Чрагэн вошел, прижимая к груди кожаную папку темно-синего цвета, с блестящей пряжкой-застежкой. В таких папках положено хранить либо архив семьи (всякие там генеалогические древа с кустами, фотографии прабабушек в третьей степени и засохшие грамоты дедушек за хорошую успеваемость в школе и институте), либо документы, на которых оттиснуто черной краской: «Совершенно секретно».
— Помните, вы обещали мне помочь с книгой? Я кивнул, опасаясь того, что не сдержусь и снова захохочу. Нервное.
— Вот, принес вам одну страничку. — Он клацнул папкиной застежкой и бережно, как акушерка — младенца, извлек на свет погрызенный с краю лист.
Я затаил дыхание, вполне справедливо опасаясь: «дунь — рассыплется».
— Сможете разобрать? — пытливо спросил Чрагэн, выкладывая свое сокровище на столик рядом с «Феноменом Пресветлых». Мельком брошенный взгляд скользнул по фолианту и вернулся ко мне. — Попробуете?
— Попробую, раз обещал, — кивнул я. — Ну-ка, ну-ка.
Иероглифы были старые, похожие скорее на пиктографы, чем на настоящие древнеашэдгунские. С такими сразу не справиться.
А господин Чрагэн навис над столиком и не желал уходить.
— Как? — спросил он, сухо дыша в затылок.
— Тяжело, — честно признался я, вставая с кровати и пододвигая к столику стул. — Но оставьте его мне на сутки, и все, что можно, я из него выдавлю.
Старик занервничал, потер лысину, кашлянул.
— Н-ну, — протянул он, — ну хорошо. Но только на сутки. Есть причины…
Он неопределенно помахал в воздухе папкой.
— Да, разумеется. Понимаю. Иди же, наконец!
— Я, пожалуй, еще загляну к вам чуть позже, если позволите. Вдруг…
Я покачал головой:
— Не стоит. Думаю, серьезные результаты будут только к завтрашнему утру, скорее всего — даже вечером. Так что…

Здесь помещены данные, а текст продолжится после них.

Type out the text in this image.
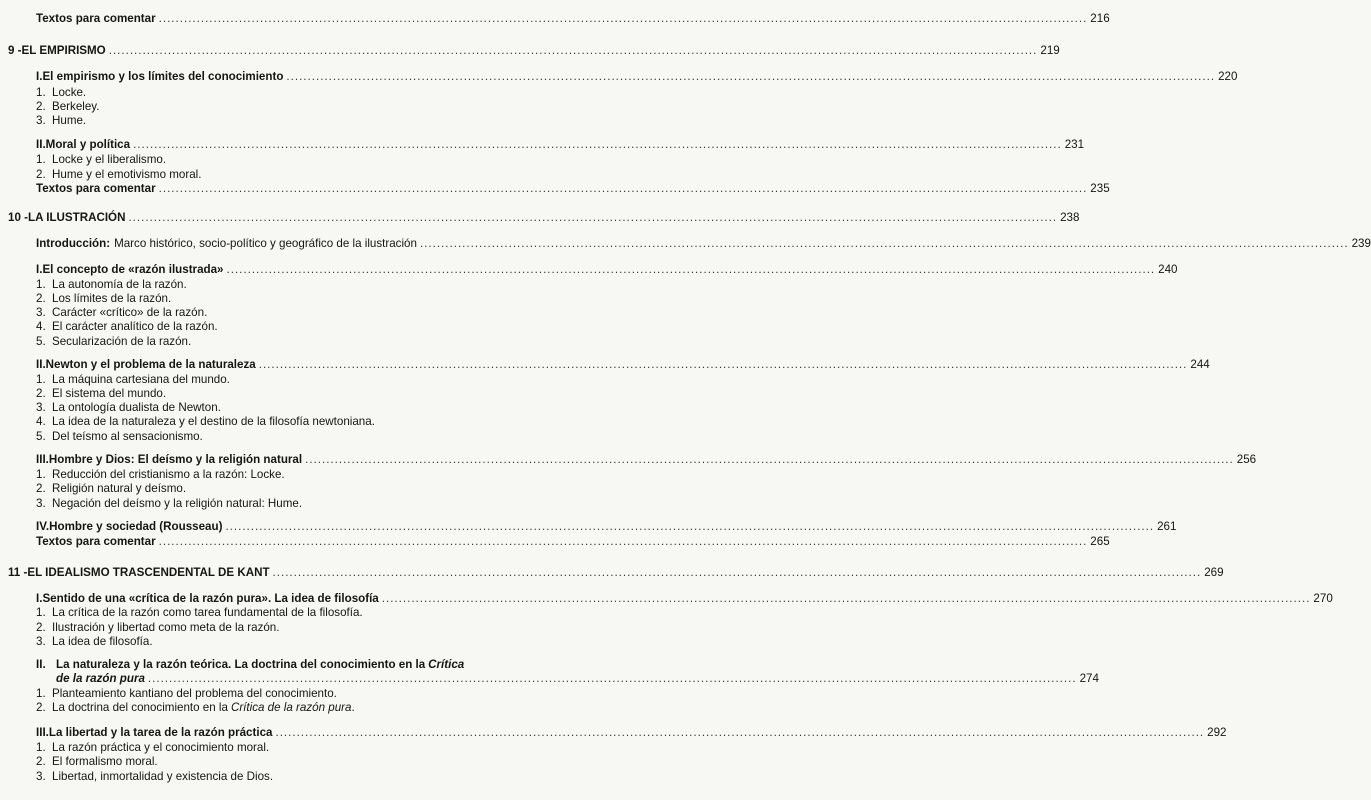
Textos para comentar ............................................................................................................................................................................................................................ 216
9 - EL EMPIRISMO ............................................................................................................................................................................................................................ 219
I. El empirismo y los límites del conocimiento ............................................................................................................................................................................................................................ 220
1. Locke.
2. Berkeley.
3. Hume.
II. Moral y política ............................................................................................................................................................................................................................ 231
1. Locke y el liberalismo.
2. Hume y el emotivismo moral.
Textos para comentar ............................................................................................................................................................................................................................ 235
10 - LA ILUSTRACIÓN ............................................................................................................................................................................................................................ 238
Introducción: Marco histórico, socio-político y geográfico de la ilustración ............................................................................................................................................................................................................................ 239
I. El concepto de «razón ilustrada» ............................................................................................................................................................................................................................ 240
1. La autonomía de la razón.
2. Los límites de la razón.
3. Carácter «crítico» de la razón.
4. El carácter analítico de la razón.
5. Secularización de la razón.
II. Newton y el problema de la naturaleza ............................................................................................................................................................................................................................ 244
1. La máquina cartesiana del mundo.
2. El sistema del mundo.
3. La ontología dualista de Newton.
4. La idea de la naturaleza y el destino de la filosofía newtoniana.
5. Del teísmo al sensacionismo.
III. Hombre y Dios: El deísmo y la religión natural ............................................................................................................................................................................................................................ 256
1. Reducción del cristianismo a la razón: Locke.
2. Religión natural y deísmo.
3. Negación del deísmo y la religión natural: Hume.
IV. Hombre y sociedad (Rousseau) ............................................................................................................................................................................................................................ 261
Textos para comentar ............................................................................................................................................................................................................................ 265
11 - EL IDEALISMO TRASCENDENTAL DE KANT ............................................................................................................................................................................................................................ 269
I. Sentido de una «crítica de la razón pura». La idea de filosofía ............................................................................................................................................................................................................................ 270
1. La crítica de la razón como tarea fundamental de la filosofía.
2. Ilustración y libertad como meta de la razón.
3. La idea de filosofía.
II. La naturaleza y la razón teórica. La doctrina del conocimiento en la Crítica
de la razón pura ............................................................................................................................................................................................................................ 274
1. Planteamiento kantiano del problema del conocimiento.
2. La doctrina del conocimiento en la Crítica de la razón pura .
III. La libertad y la tarea de la razón práctica ............................................................................................................................................................................................................................ 292
1. La razón práctica y el conocimiento moral.
2. El formalismo moral.
3. Libertad, inmortalidad y existencia de Dios.
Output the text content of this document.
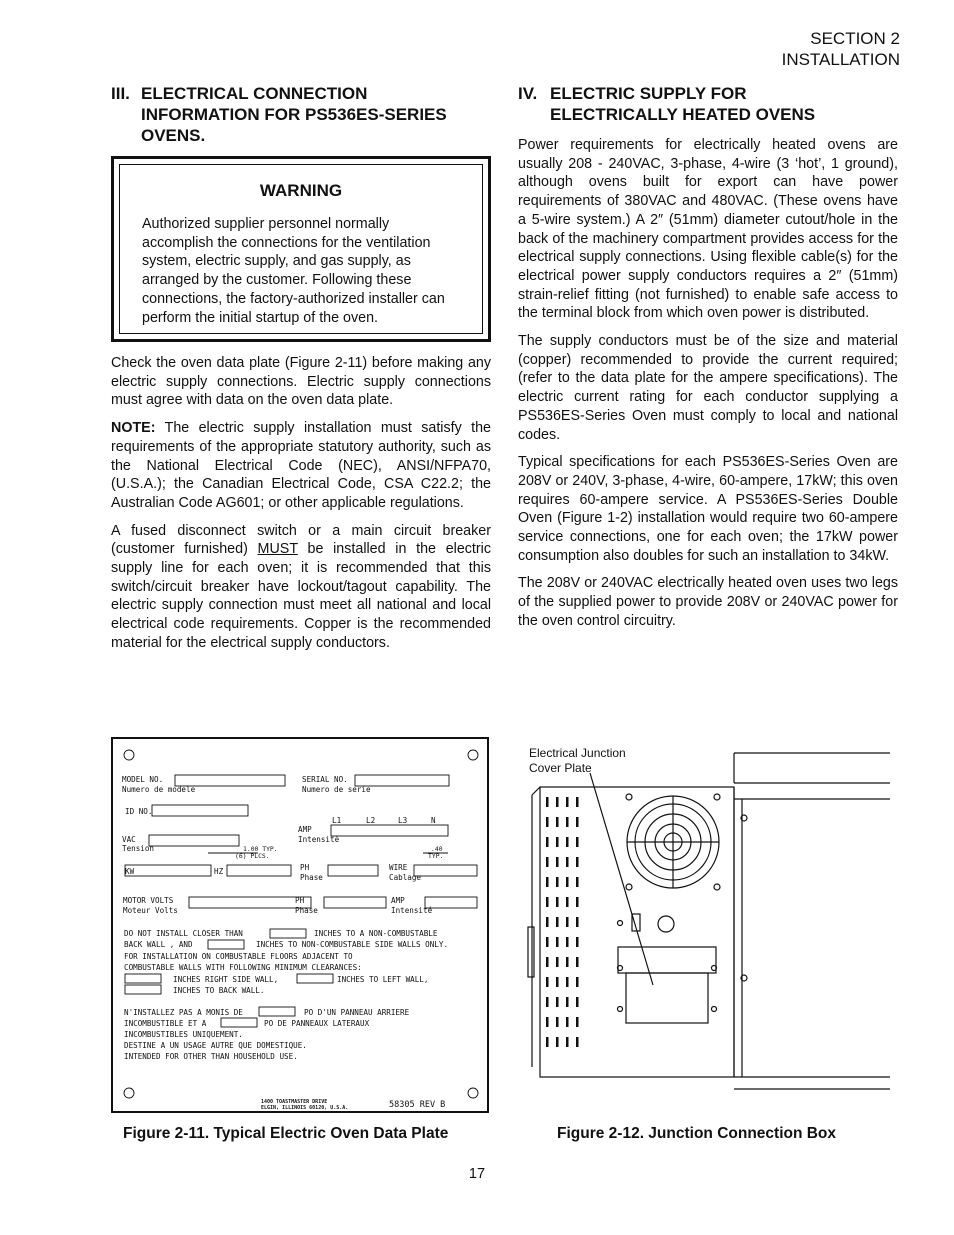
SECTION 2
INSTALLATION
III. ELECTRICAL CONNECTION
INFORMATION FOR PS536ES-SERIES
OVENS.
WARNING
Authorized supplier personnel normally accomplish the connections for the ventilation system, electric supply, and gas supply, as arranged by the customer. Following these connections, the factory-authorized installer can perform the initial startup of the oven.

Check the oven data plate (Figure 2-11) before making any electric supply connections. Electric supply connections must agree with data on the oven data plate.

NOTE: The electric supply installation must satisfy the requirements of the appropriate statutory authority, such as the National Electrical Code (NEC), ANSI/NFPA70, (U.S.A.); the Canadian Electrical Code, CSA C22.2; the Australian Code AG601; or other applicable regulations.

A fused disconnect switch or a main circuit breaker (customer furnished) MUST be installed in the electric supply line for each oven; it is recommended that this switch/circuit breaker have lockout/tagout capability. The electric supply connection must meet all national and local electrical code requirements. Copper is the recommended material for the electrical supply conductors.

IV. ELECTRIC SUPPLY FOR
ELECTRICALLY HEATED OVENS

Power requirements for electrically heated ovens are usually 208 - 240VAC, 3-phase, 4-wire (3 ‘hot’, 1 ground), although ovens built for export can have power requirements of 380VAC and 480VAC. (These ovens have a 5-wire system.) A 2″ (51mm) diameter cutout/hole in the back of the machinery compartment provides access for the electrical supply connections. Using flexible cable(s) for the electrical power supply conductors requires a 2″ (51mm) strain-relief fitting (not furnished) to enable safe access to the terminal block from which oven power is distributed.

The supply conductors must be of the size and material (copper) recommended to provide the current required; (refer to the data plate for the ampere specifications). The electric current rating for each conductor supplying a PS536ES-Series Oven must comply to local and national codes.

Typical specifications for each PS536ES-Series Oven are 208V or 240V, 3-phase, 4-wire, 60-ampere, 17kW; this oven requires 60-ampere service. A PS536ES-Series Double Oven (Figure 1-2) installation would require two 60-ampere service connections, one for each oven; the 17kW power consumption also doubles for such an installation to 34kW.

The 208V or 240VAC electrically heated oven uses two legs of the supplied power to provide 208V or 240VAC power for the oven control circuitry.

MODEL NO.
Numero de modele
SERIAL NO.
Numero de serie
ID NO.
L1	L2	L3	N
AMP
Intensité
VAC
Tension	1.00 TYP.
(6) PLCS.
.40
TYP.
KW	HZ	PH
Phase
WIRE
Cablage
MOTOR VOLTS
Moteur Volts
PH
Phase
AMP
Intensité
DO NOT INSTALL CLOSER THAN	INCHES TO A NON-COMBUSTABLE
BACK WALL , AND	INCHES TO NON-COMBUSTABLE SIDE WALLS ONLY.
FOR INSTALLATION ON COMBUSTABLE FLOORS ADJACENT TO
COMBUSTABLE WALLS WITH FOLLOWING MINIMUM CLEARANCES:
INCHES RIGHT SIDE WALL,	INCHES TO LEFT WALL,
INCHES TO BACK WALL.
N'INSTALLEZ PAS A MONIS DE	PO D'UN PANNEAU ARRIERE
INCOMBUSTIBLE ET A	PO DE PANNEAUX LATERAUX
INCOMBUSTIBLES UNIQUEMENT.
DESTINE A UN USAGE AUTRE QUE DOMESTIQUE.
INTENDED FOR OTHER THAN HOUSEHOLD USE.
1400 TOASTMASTER DRIVE
ELGIN, ILLINOIS 60120, U.S.A.	58305 REV B
Electrical Junction
Cover Plate
Figure 2-11. Typical Electric Oven Data Plate	Figure 2-12. Junction Connection Box
17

— Я понял. Тогда — спокойной ночи. И душевно благодарю вас за то, что согласились помочь. Всего хорошего, молодой человек.
Вот и появилась причина завтра отказаться от сеанса. Признаться, не хотелось бы ссылаться на здоровье.
Я достал чистый лист бумаги, карандаш, маленький карманный словарь (если я обходился без него при чтении «Феномена», то здесь уж — никак); включил настольную лампу.
Несколько следующих часов прошли незаметно, я даже перестал беспокоиться о всех этих неполадках с собственным здоровьем. Просто забыл об окружающем мире, и лишь сильное чувство голода заставило оторваться от дешифровки. Спустился в Большой зал (там опять никого не было), поел и снова принялся за работу.
Заснул поздно ночью, и все время, пока лежал, потушив свет, перед глазами мелькали извивы древних знаков, скрывавших в себе мысли человека, жившего Бог весть когда. Удивительно!